Palabras de acción de gracias pronunciadas en el funeral del sacerdote Antonio Rodríguez Suárez.
En medio del dolor y la tristeza de estos días, muy posiblemente, todos los aquí presentes, así como aquéllos que no han podido venir hoy, nos hemos sentido invitados a entrar en lo profundo de cada uno para traer a la memoria los momentos compartidos con nuestro querido hermano don Antonio. Un sacerdote bueno y santo, como muchos dicen de él, y así lo hemos vivido.

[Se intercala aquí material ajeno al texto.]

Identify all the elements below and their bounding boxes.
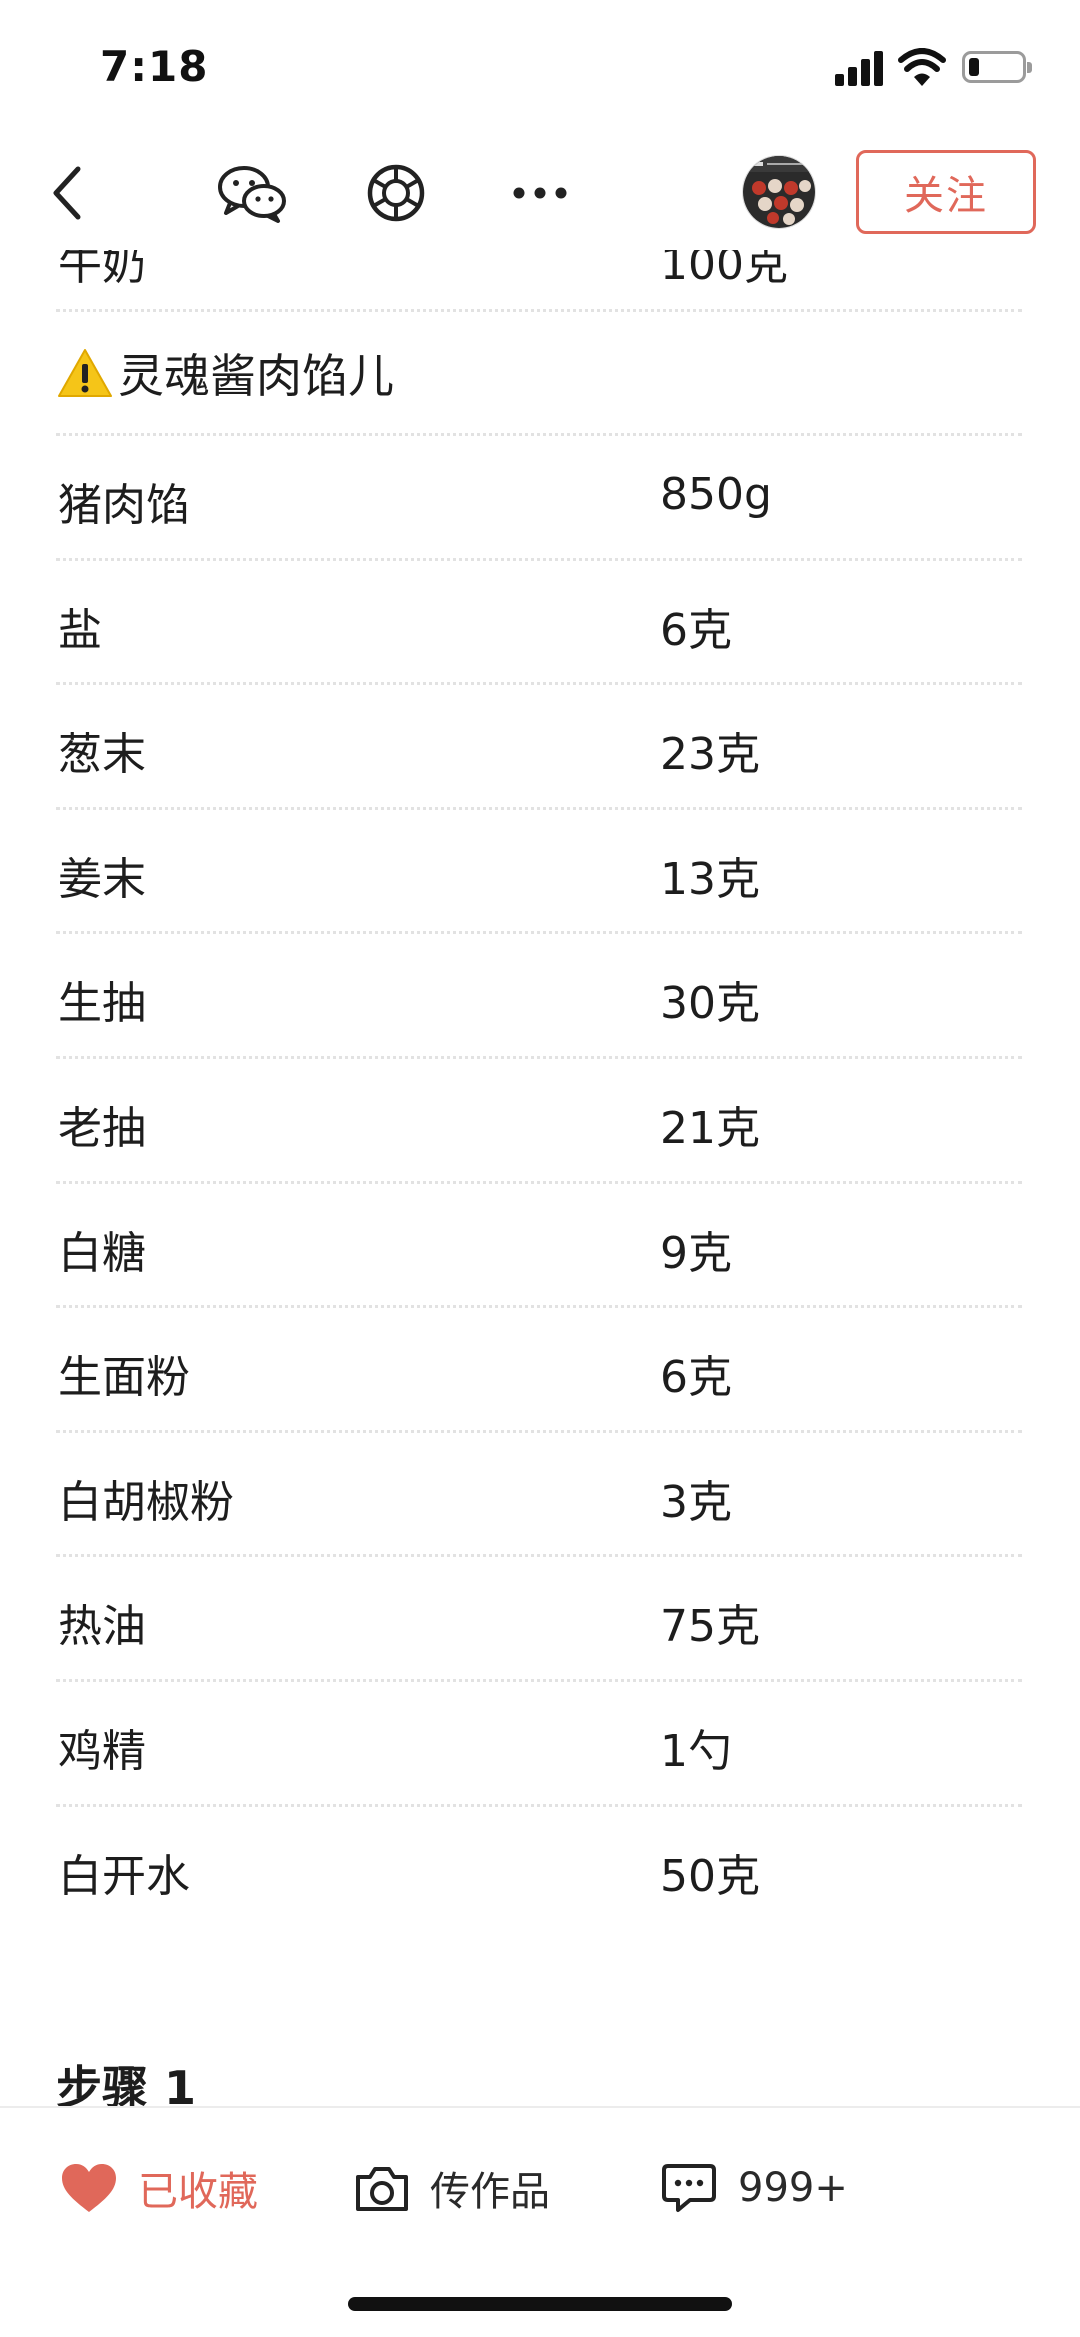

De su mano entré en el Seminario y en su mano siempre me he sabido, como muchos de vosotros, todos vosotros. Recuerdo que un día, en vísperas a mi Ordenación sacerdotal, una época en la que don Antonio apenas respondía a estímulos, acudí a su presencia para recibir su bendición. Y allí estaba, postrado en aquella cama en la que vivió sus últimos y más profundos años de entrega sacerdotal. Pilar, su fiel hermana siempre a sus pies, me advirtió de que tal vez no respondería. Pero, para sorpresa de ambos, sacando fuerzas de donde no las hay, don Antonio extendió su mano. Y, con aquel gesto, pronunció una nueva entrega al Señor por amor a su Iglesia.
Así fue su vida. Así fue su ministerio. Una constante, callada, pero cada día más profunda, entrega al Padre, hasta su último aliento.
Vivió reconciliando/perdonando y, estoy seguro, murió reconciliado.
Hoy sólo cabe DAR GRACIAS. Entre lágrimas, es cierto. Pero gracias por la persona y ministerio de nuestro querido don Antonio, con la confianza de que ya descansa donde siempre estuvo: en el profundo silencio del Corazón vivo de Cristo, junto a Nuestra Madre y Señora.
Descansa en paz, querido Antonio. Tú, que hiciste de tu vida una continua intercesión en el silencio de la oración, no dejes de dirigirnos tu sonrisa tímida, pero confiada, y aquella mirada, que siempre quiso ser un fiel reflejo de la del Salvador.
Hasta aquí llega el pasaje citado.